The multi-task logistic regression minimization problem can thus be formulated as:

$$\mathop{\min }\limits_{W,{\bf{c}}}\sum _{i=1}^{t}\sum _{j=1}^{{n}_{i}}\,\mathrm{log}(1+\exp (\,-\,{{\boldsymbol{y}}}_{i,j}({{\bf{W}}}_{j}^{T}{{\bf{X}}}_{i,j}+{{\bf{c}}}_{i})))+\rho {\Vert {\bf{W}}\Vert }_{2,1}$$
(8)

where Xi,j denotes sample j of the i-th task, yi,j denotes the corresponding label, Wi and ci are the model for task i and the regularization parameter ρ1 controls group sparsity.

Prior to feature selection and classification, the epochs were decimated by 10, i.e. every 10th timepoint was selected, to speed up calculation.
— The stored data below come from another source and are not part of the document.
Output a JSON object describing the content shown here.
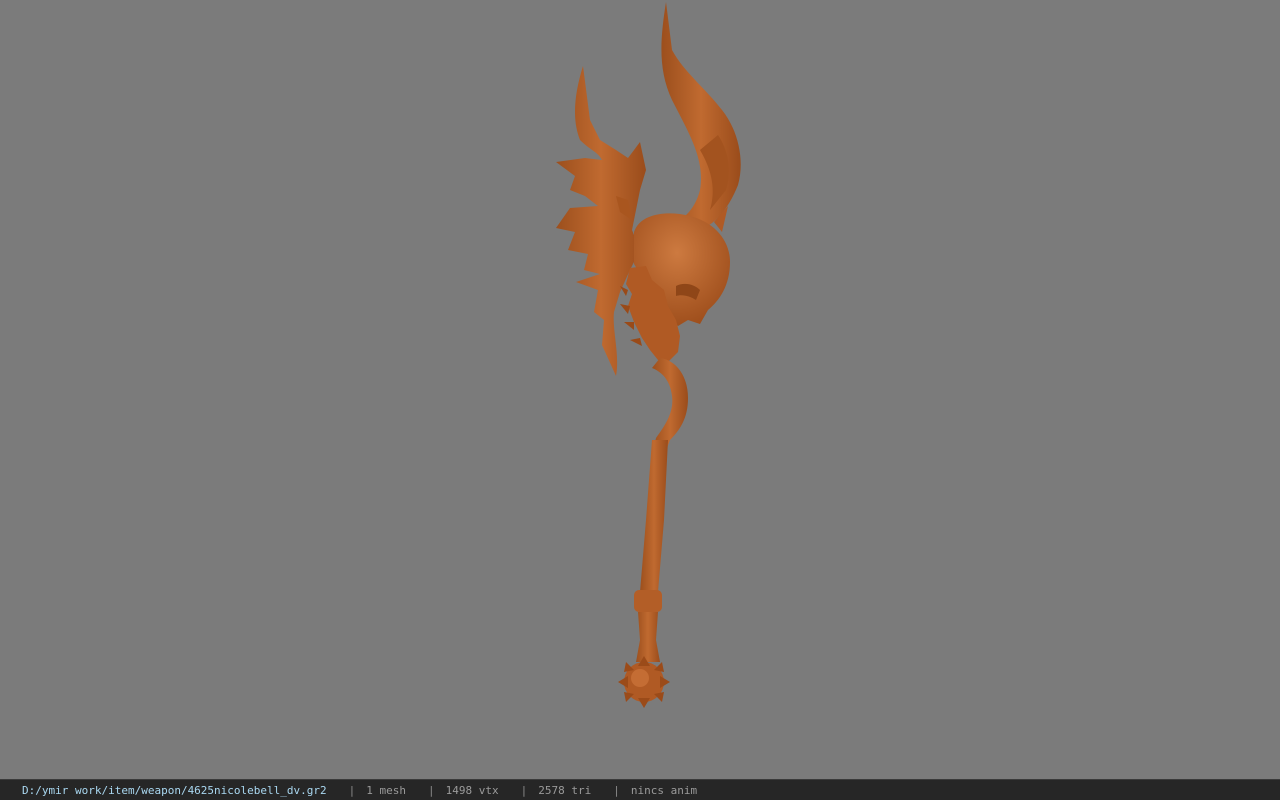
{
  "viewport": {
    "background_color": "#7b7b7b",
    "model_color": "#b8612a",
    "model_shade": "#8f4618",
    "model_highlight": "#cf7a3e"
  },
  "status": {
    "file_path": "D:/ymir work/item/weapon/4625nicolebell_dv.gr2",
    "separator": "|",
    "mesh": "1 mesh",
    "vertices": "1498 vtx",
    "triangles": "2578 tri",
    "animation": "nincs anim"
  }
}
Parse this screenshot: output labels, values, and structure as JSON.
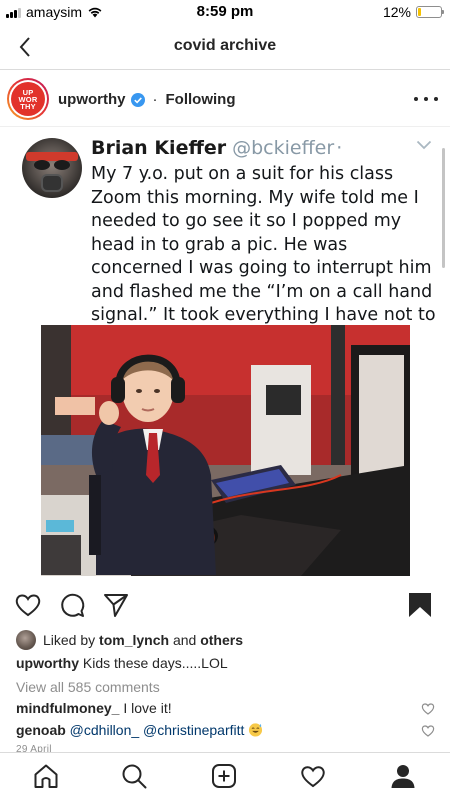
{
  "status_bar": {
    "carrier": "amaysim",
    "time": "8:59 pm",
    "battery": "12%",
    "battery_level": 0.12
  },
  "nav": {
    "title": "covid archive",
    "back_icon": "chevron-left-icon"
  },
  "post": {
    "account": {
      "username": "upworthy",
      "avatar_text": [
        "UP",
        "WOR",
        "THY"
      ],
      "verified": true,
      "follow_state": "Following",
      "separator": "·"
    },
    "tweet": {
      "name": "Brian Kieffer",
      "handle": "@bckieffer",
      "handle_suffix": "·",
      "text": "My 7 y.o. put on a suit for his class Zoom this morning. My wife told me I needed to go see it so I popped my head in to grab a pic. He was concerned I was going to interrupt him and flashed me the “I’m on a call hand signal.” It took everything I have not to bust out laughing."
    },
    "actions": [
      "heart-icon",
      "comment-icon",
      "share-icon",
      "bookmark-icon"
    ],
    "likes": {
      "prefix": "Liked by",
      "user": "tom_lynch",
      "conjunction": "and",
      "others": "others"
    },
    "caption": {
      "username": "upworthy",
      "text": "Kids these days.....LOL"
    },
    "view_all_comments": "View all 585 comments",
    "comments": [
      {
        "username": "mindfulmoney_",
        "text": "I love it!"
      },
      {
        "username": "genoab",
        "mention1": "@cdhillon_",
        "mention2": "@christineparfitt",
        "emoji": "sweat-smile-emoji"
      }
    ],
    "date": "29 April"
  },
  "tab_bar": {
    "tabs": [
      "home-icon",
      "search-icon",
      "new-post-icon",
      "activity-heart-icon",
      "profile-icon"
    ]
  },
  "colors": {
    "ig_text": "#262626",
    "muted": "#8e8e8e",
    "upworthy_red": "#e2322b",
    "verified_blue": "#3897f0",
    "mention": "#00376b"
  }
}
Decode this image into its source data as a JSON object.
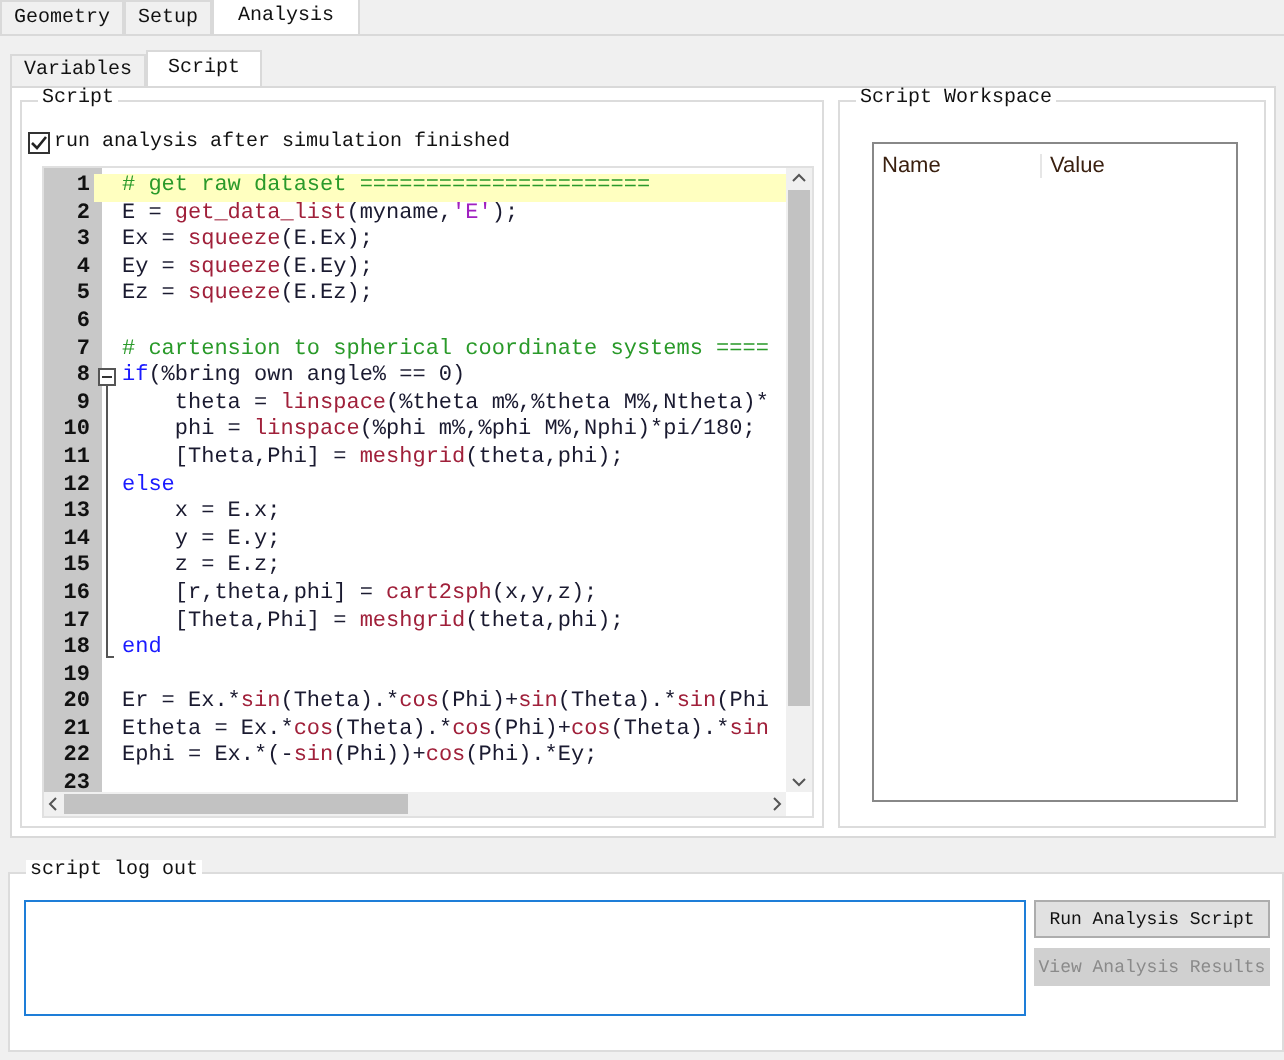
{
  "tabs": [
    {
      "label": "Geometry",
      "selected": false
    },
    {
      "label": "Setup",
      "selected": false
    },
    {
      "label": "Analysis",
      "selected": true
    }
  ],
  "subtabs": [
    {
      "label": "Variables",
      "selected": false
    },
    {
      "label": "Script",
      "selected": true
    }
  ],
  "script_group": {
    "title": "Script",
    "checkbox": {
      "label": "run analysis after simulation finished",
      "checked": true
    },
    "editor": {
      "lines": [
        {
          "n": "1",
          "current": true,
          "kind": "plain",
          "segments": [
            {
              "t": "# get raw dataset ======================",
              "kind": "comment"
            }
          ]
        },
        {
          "n": "2",
          "current": false,
          "kind": "plain",
          "segments": [
            {
              "t": "E = ",
              "kind": "plain"
            },
            {
              "t": "get_data_list",
              "kind": "func"
            },
            {
              "t": "(myname,",
              "kind": "plain"
            },
            {
              "t": "'E'",
              "kind": "string"
            },
            {
              "t": ");",
              "kind": "plain"
            }
          ]
        },
        {
          "n": "3",
          "current": false,
          "kind": "plain",
          "segments": [
            {
              "t": "Ex = ",
              "kind": "plain"
            },
            {
              "t": "squeeze",
              "kind": "func"
            },
            {
              "t": "(E.Ex);",
              "kind": "plain"
            }
          ]
        },
        {
          "n": "4",
          "current": false,
          "kind": "plain",
          "segments": [
            {
              "t": "Ey = ",
              "kind": "plain"
            },
            {
              "t": "squeeze",
              "kind": "func"
            },
            {
              "t": "(E.Ey);",
              "kind": "plain"
            }
          ]
        },
        {
          "n": "5",
          "current": false,
          "kind": "plain",
          "segments": [
            {
              "t": "Ez = ",
              "kind": "plain"
            },
            {
              "t": "squeeze",
              "kind": "func"
            },
            {
              "t": "(E.Ez);",
              "kind": "plain"
            }
          ]
        },
        {
          "n": "6",
          "current": false,
          "kind": "plain"
        },
        {
          "n": "7",
          "current": false,
          "kind": "plain",
          "segments": [
            {
              "t": "# cartension to spherical coordinate systems ====",
              "kind": "comment"
            }
          ]
        },
        {
          "n": "8",
          "current": false,
          "kind": "fold-start",
          "segments": [
            {
              "t": "if",
              "kind": "keyword"
            },
            {
              "t": "(%bring own angle% == 0)",
              "kind": "plain"
            }
          ]
        },
        {
          "n": "9",
          "current": false,
          "kind": "fold-inside",
          "segments": [
            {
              "t": "    theta = ",
              "kind": "plain"
            },
            {
              "t": "linspace",
              "kind": "func"
            },
            {
              "t": "(%theta m%,%theta M%,Ntheta)*",
              "kind": "plain"
            }
          ]
        },
        {
          "n": "10",
          "current": false,
          "kind": "fold-inside",
          "segments": [
            {
              "t": "    phi = ",
              "kind": "plain"
            },
            {
              "t": "linspace",
              "kind": "func"
            },
            {
              "t": "(%phi m%,%phi M%,Nphi)*pi/180;",
              "kind": "plain"
            }
          ]
        },
        {
          "n": "11",
          "current": false,
          "kind": "fold-inside",
          "segments": [
            {
              "t": "    [Theta,Phi] = ",
              "kind": "plain"
            },
            {
              "t": "meshgrid",
              "kind": "func"
            },
            {
              "t": "(theta,phi);",
              "kind": "plain"
            }
          ]
        },
        {
          "n": "12",
          "current": false,
          "kind": "fold-inside",
          "segments": [
            {
              "t": "else",
              "kind": "keyword"
            }
          ]
        },
        {
          "n": "13",
          "current": false,
          "kind": "fold-inside",
          "segments": [
            {
              "t": "    x = E.x;",
              "kind": "plain"
            }
          ]
        },
        {
          "n": "14",
          "current": false,
          "kind": "fold-inside",
          "segments": [
            {
              "t": "    y = E.y;",
              "kind": "plain"
            }
          ]
        },
        {
          "n": "15",
          "current": false,
          "kind": "fold-inside",
          "segments": [
            {
              "t": "    z = E.z;",
              "kind": "plain"
            }
          ]
        },
        {
          "n": "16",
          "current": false,
          "kind": "fold-inside",
          "segments": [
            {
              "t": "    [r,theta,phi] = ",
              "kind": "plain"
            },
            {
              "t": "cart2sph",
              "kind": "func"
            },
            {
              "t": "(x,y,z);",
              "kind": "plain"
            }
          ]
        },
        {
          "n": "17",
          "current": false,
          "kind": "fold-inside",
          "segments": [
            {
              "t": "    [Theta,Phi] = ",
              "kind": "plain"
            },
            {
              "t": "meshgrid",
              "kind": "func"
            },
            {
              "t": "(theta,phi);",
              "kind": "plain"
            }
          ]
        },
        {
          "n": "18",
          "current": false,
          "kind": "fold-end",
          "segments": [
            {
              "t": "end",
              "kind": "keyword"
            }
          ]
        },
        {
          "n": "19",
          "current": false,
          "kind": "plain"
        },
        {
          "n": "20",
          "current": false,
          "kind": "plain",
          "segments": [
            {
              "t": "Er = Ex.*",
              "kind": "plain"
            },
            {
              "t": "sin",
              "kind": "func"
            },
            {
              "t": "(Theta).*",
              "kind": "plain"
            },
            {
              "t": "cos",
              "kind": "func"
            },
            {
              "t": "(Phi)+",
              "kind": "plain"
            },
            {
              "t": "sin",
              "kind": "func"
            },
            {
              "t": "(Theta).*",
              "kind": "plain"
            },
            {
              "t": "sin",
              "kind": "func"
            },
            {
              "t": "(Phi",
              "kind": "plain"
            }
          ]
        },
        {
          "n": "21",
          "current": false,
          "kind": "plain",
          "segments": [
            {
              "t": "Etheta = Ex.*",
              "kind": "plain"
            },
            {
              "t": "cos",
              "kind": "func"
            },
            {
              "t": "(Theta).*",
              "kind": "plain"
            },
            {
              "t": "cos",
              "kind": "func"
            },
            {
              "t": "(Phi)+",
              "kind": "plain"
            },
            {
              "t": "cos",
              "kind": "func"
            },
            {
              "t": "(Theta).*",
              "kind": "plain"
            },
            {
              "t": "sin",
              "kind": "func"
            }
          ]
        },
        {
          "n": "22",
          "current": false,
          "kind": "plain",
          "segments": [
            {
              "t": "Ephi = Ex.*(-",
              "kind": "plain"
            },
            {
              "t": "sin",
              "kind": "func"
            },
            {
              "t": "(Phi))+",
              "kind": "plain"
            },
            {
              "t": "cos",
              "kind": "func"
            },
            {
              "t": "(Phi).*Ey;",
              "kind": "plain"
            }
          ]
        },
        {
          "n": "23",
          "current": false,
          "kind": "plain"
        }
      ]
    }
  },
  "workspace_group": {
    "title": "Script Workspace",
    "table": {
      "columns": [
        "Name",
        "Value"
      ]
    }
  },
  "log_group": {
    "title": "script log out",
    "buttons": [
      {
        "label": "Run Analysis Script",
        "disabled": false
      },
      {
        "label": "View Analysis Results",
        "disabled": true
      }
    ]
  }
}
The bootstrap data sampling scheme used in the L21-MTL algorithm of MTJFL toolbox was replaced by a leave-one-subject-out scheme, in which no data from the test subject were included in the training set. In the MTL, the data were split such that each task included all data from a single train subject, and the test data included all data from the test subject. In the pooling approach, the data from all except one subject were used for training, and the data from the remaining subject for testing. This train/test split ensured that the classifier actually generalized between the subjects and did not use any of the test subject’s data for training. In the within-subject decoding, 10-fold cross-validation was used for dividing each subject’s data into train and test sets. In all approaches, the regularization constant lambda was selected by choosing the parameter yielding the best results in L21-MTL classification, and a similar lambda was used also for L1-MTL. The parameter was selected separately for all datasets and conditions.

Statistical analysis of classification results

The chance level for left-vs-right MI classification was defined according to the study by Combrisson and Jerbi30. The probability for getting a correct classification by chance is 58.7% for 80 samples and a p-value of 0.05, and we used this value as a threshold for determining whether the decoding results differ from chance level.

The statistical difference between results of different classification approaches was calculated with Friedman’s test, a nonparametric version of two-way analysis of variance. Post-hoc analysis was conducted using Bonferroni correction for multiple comparisons, implemented in MATLAB (R2017a; Mathworks Inc., MA, USA) function multcompare.

Data availability

The data measured and analysed for the current study are available from the corresponding author on request.